BELLEVUE, Wash. - Di tengah Samudera Atlantik, sebuah gunung bawah laut dihiasi dengan cerobong asap yang memuntahkan air panas dan mineral dari jauh di bawah.
Kelompok cerobong asap ini, secara kolektif disebut "Kota Yang Hilang," penuh dengan kehidupan - dan para ilmuwan berpikir bahwa apa yang memberi kekuatan pada mereka juga dapat memicu kehidupan di tempat lain di alam semesta, kata William Brazelton, ahli biologi di Universitas Utah, Selasa (25 Juni) ) selama pembicaraan di Konferensi Sains Astrobiologi 2019.
Proses apa itu?
Disebut serpentinisasi, "ini adalah proses dimana batu hijau yang cantik berubah menjadi batu hitam yang jelek," kata Brazelton. Ketika olivin hijau, batu yang membentuk mantel Bumi, terkena air, ia bereaksi dengan molekul hidrogen dan oksigen air, dan melepaskan gas hidrogen berenergi tinggi. Gas ini adalah bahan bakar yang bagus untuk mikroba.
"Ini hal terdekat yang bisa Anda datangi untuk makan siang gratis di alam semesta," kata Brazelton kepada Live Science. "Kamu membuat batu basah dan kamu mendapatkan makanan."
Mikroba Kota yang Hilang
September lalu, Brazelton dan timnya berlayar di "R / V Atlantis" ke Lost City, yang terletak di atas gunung bawah laut yang disebut Atlantis Massif.
"Kota yang Hilang adalah contoh cerobong hidrotermal yang paling jelas, paling dramatis, dan paling indah yang tampaknya tidak didukung oleh magma," katanya.
Metropolis mikroba ini masih sedikit membingungkan bagi para ilmuwan.
"Dibandingkan dengan situs lain di bumi di mana serpentinisasi sedang terjadi, Lost City tampaknya adalah yang memiliki kehidupan mikroba terkaya," katanya. Tapi, "tidak jelas kenapa." Untuk menjawab pertanyaan itu, selama ekspedisi terakhir, tim Brazelton mengirim kendaraan yang dioperasikan dari jarak jauh (ROV) untuk mengumpulkan sampel cairan dari ventilasi, yang saat ini mereka analisis.

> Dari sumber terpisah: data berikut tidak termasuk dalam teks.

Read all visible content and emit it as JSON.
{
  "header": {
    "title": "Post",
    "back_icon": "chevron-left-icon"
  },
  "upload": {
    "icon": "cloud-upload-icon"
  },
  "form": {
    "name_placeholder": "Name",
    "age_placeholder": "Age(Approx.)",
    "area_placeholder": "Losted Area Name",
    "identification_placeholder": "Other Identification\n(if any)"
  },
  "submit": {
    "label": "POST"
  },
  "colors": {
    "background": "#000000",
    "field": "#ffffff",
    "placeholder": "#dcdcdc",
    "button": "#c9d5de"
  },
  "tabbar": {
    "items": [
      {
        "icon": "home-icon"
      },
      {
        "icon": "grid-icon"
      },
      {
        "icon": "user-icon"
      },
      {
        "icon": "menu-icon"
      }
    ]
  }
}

Para ilmuwan berharap untuk lebih memahami bagaimana serpentinisasi menguatkan kehidupan, dan organisme mana yang merupakan spesies kunci. Kemungkinan satu atau dua spesies kunci yang membantu sisa komunitas mikroba bertahan hidup, katanya.

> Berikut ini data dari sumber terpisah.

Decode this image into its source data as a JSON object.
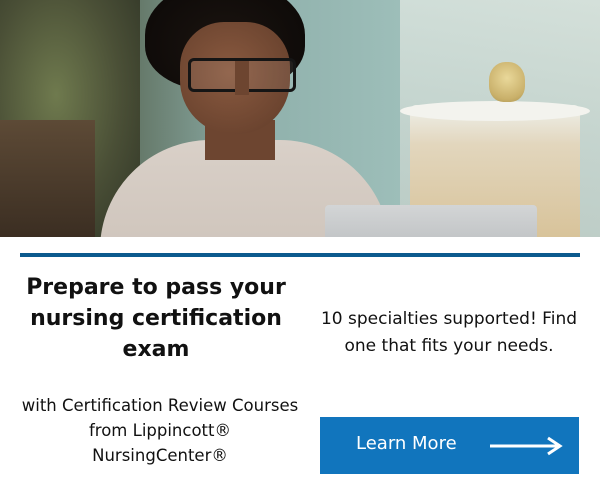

Ketika para peneliti mencoba untuk menciptakan kondisi yang sama persis dengan Kota Yang Hilang di lab, mereka selalu kekurangan. Kota ini memiliki area dengan pH tinggi dan suhu tinggi, yang menurut hasil lab, "mungkin menjadi racun seumur hidup." Namun, kehidupan di sana tampaknya telah menemukan jalan.
Cerobong asap yang dalam
Ketika lubang hidrotermal ditemukan pada akhir tahun 1970-an, para ahli astrobiologi bersemangat, kata Brazelton. Itu karena "itu mewakili jenis energi kedua untuk kehidupan." Planet-planet yang mungkin tidak memiliki akses besar ke sinar matahari masih bisa memendam kehidupan, katanya.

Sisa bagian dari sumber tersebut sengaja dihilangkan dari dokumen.